Employees returning from parental leave must advocate for themselves, she emphasises. “There is a responsibility on all of us to ensure we articulate our career vision to make sure we have the opportunity to engage with work that is meaningful.”
Untersteiner says employers should do their best to retain talented staff, including those who have caring responsibilities. “I want to make an impact on this world and to do that I need clever people around me,” he declares. “I need motivated people, I need intelligent people. If they work three, four, or five days – I don’t care.”
Nonetheless, flexibility may require jobsharing or job redesign, he acknowledges. “We create flexibility so that we are not cutting out talented people – we are embracing talented people.”
Some forethought by both parties can help workplaces retain their best staff and enable those with parental responsibilities to keep their skills current and enjoy a fulfilling career.
Advice for managers
Establish open dialogue with employees taking parental leave, with a plan for handovers.
Don’t make assumptions about new parents’ career and family priorities. An open dialogue will enable employees to request changes, if that’s what they want or need.
Be sensitive when timing meetings and give adequate notice to employees who have a schedule around picking up children from facilities or working part-time.
Advice for employees
Before you go on leave, make sure you have an agreed plan in place for return.
While on leave, stay connected. “Set up quarterly catch-ups with your manager just to find out what’s going on,” suggests the ATO’s Justin Untersteiner. “Ask to be involved in training and key events – that helps keep you visible.”

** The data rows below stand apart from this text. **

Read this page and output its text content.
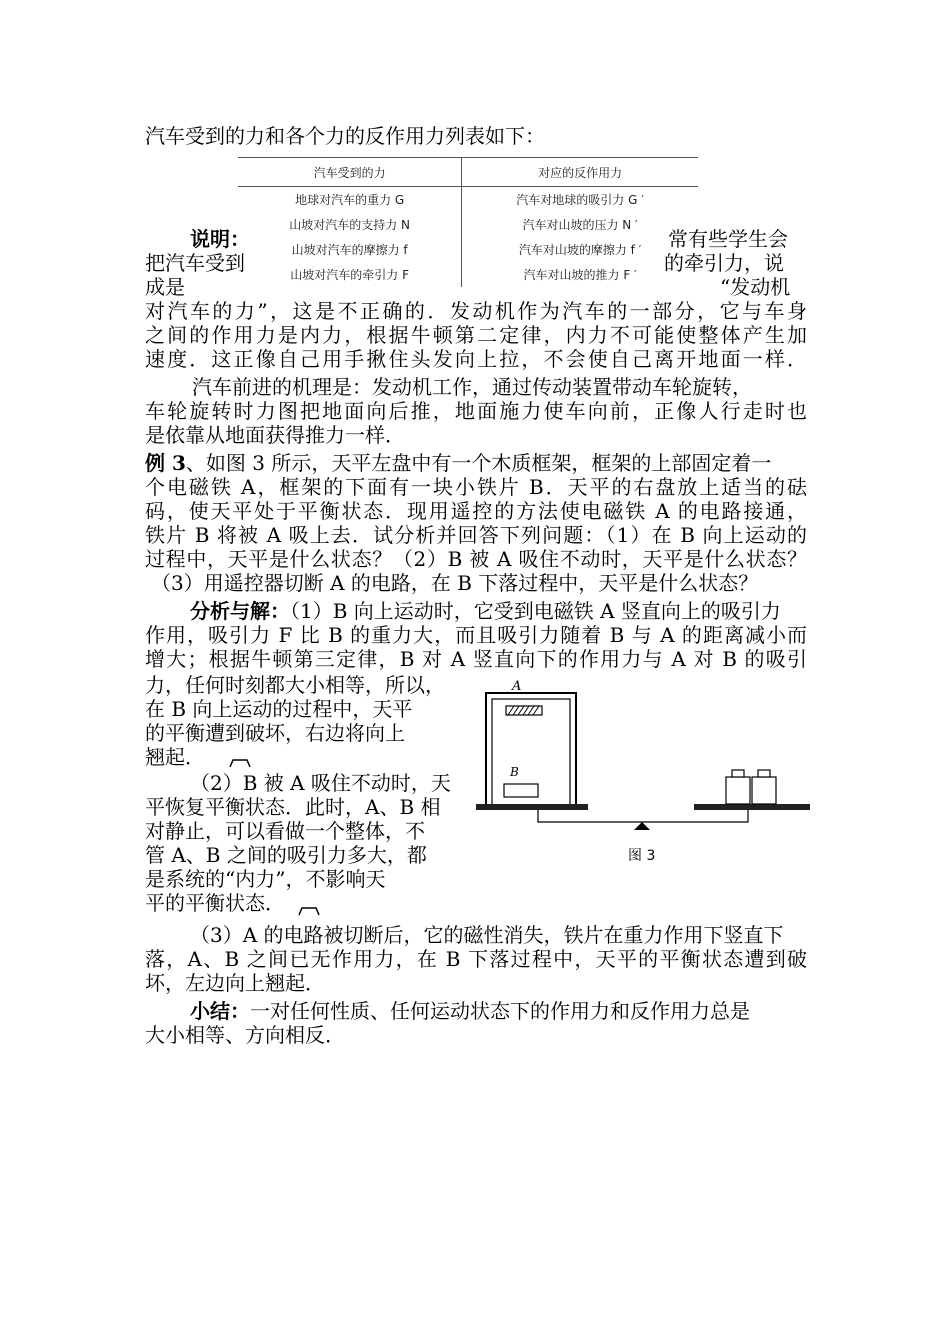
汽车受到的力和各个力的反作用力列表如下：
汽车受到的力	对应的反作用力
地球对汽车的重力 G	汽车对地球的吸引力 G ′
山坡对汽车的支持力 N	汽车对山坡的压力 N ′
山坡对汽车的摩擦力 f	汽车对山坡的摩擦力 f ′
山坡对汽车的牵引力 F	汽车对山坡的推力 F ′
说明：
把汽车受到
成是
常有些学生会
的牵引力，说
“发动机
对汽车的力”，这是不正确的．发动机作为汽车的一部分，它与车身
之间的作用力是内力，根据牛顿第二定律，内力不可能使整体产生加
速度．这正像自己用手揪住头发向上拉，不会使自己离开地面一样．
汽车前进的机理是：发动机工作，通过传动装置带动车轮旋转，
车轮旋转时力图把地面向后推，地面施力使车向前，正像人行走时也
是依靠从地面获得推力一样．
例 3、如图 3 所示，天平左盘中有一个木质框架，框架的上部固定着一
个电磁铁 A，框架的下面有一块小铁片 B．天平的右盘放上适当的砝
码，使天平处于平衡状态．现用遥控的方法使电磁铁 A 的电路接通，
铁片 B 将被 A 吸上去．试分析并回答下列问题：（1）在 B 向上运动的
过程中，天平是什么状态？（2）B 被 A 吸住不动时，天平是什么状态？
（3）用遥控器切断 A 的电路，在 B 下落过程中，天平是什么状态？
分析与解：（1）B 向上运动时，它受到电磁铁 A 竖直向上的吸引力
作用，吸引力 F 比 B 的重力大，而且吸引力随着 B 与 A 的距离减小而
增大；根据牛顿第三定律，B 对 A 竖直向下的作用力与 A 对 B 的吸引
力，任何时刻都大小相等，所以，
在 B 向上运动的过程中，天平
的平衡遭到破坏，右边将向上
翘起．
（2）B 被 A 吸住不动时，天
平恢复平衡状态．此时，A、B 相
对静止，可以看做一个整体，不
管 A、B 之间的吸引力多大，都
是系统的“内力”，不影响天
平的平衡状态．
A
B
图 3
（3）A 的电路被切断后，它的磁性消失，铁片在重力作用下竖直下
落，A、B 之间已无作用力，在 B 下落过程中，天平的平衡状态遭到破
坏，左边向上翘起．
小结：一对任何性质、任何运动状态下的作用力和反作用力总是
大小相等、方向相反．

Whether you return to work full-time or parttime, life for a working parent is a juggle. “You have to be very disciplined – there’s no easy option,” Untersteiner warns.
Efficiency, planning and time management are critical. “I thought I was productive and managed my time well before, but I’m on a whole other level now,” says accountant Stacey Zuluaga CPA. “I don’t waste a minute.”
4 tips for negotiating parental leave
- Tell your manager about the pregnancy (yours or your partner’s) or intent to adopt before spilling the beans to colleagues.
- When discussing a return to work, talk to your manager about the type of work you want to do and longer-term career goals.
- Focus on your value to the organisation. “No one owes you any favours,” says the ATO’s Justin Untersteiner. “You deserve everything that comes your way, so make sure that as you’re having discussions before you exit the workforce that that’s how you approach it.”
- Don’t focus on the number of days that you want to return to work. “Reflect on what you like to do and why you actually want to go back to work, and use that as the basis of your return-to-work conversation,” Grace Papers’ Prue Gilbert says. “It will make for a better conversation between you and your manager and address many of the potential biases that they have around managing parental leave.”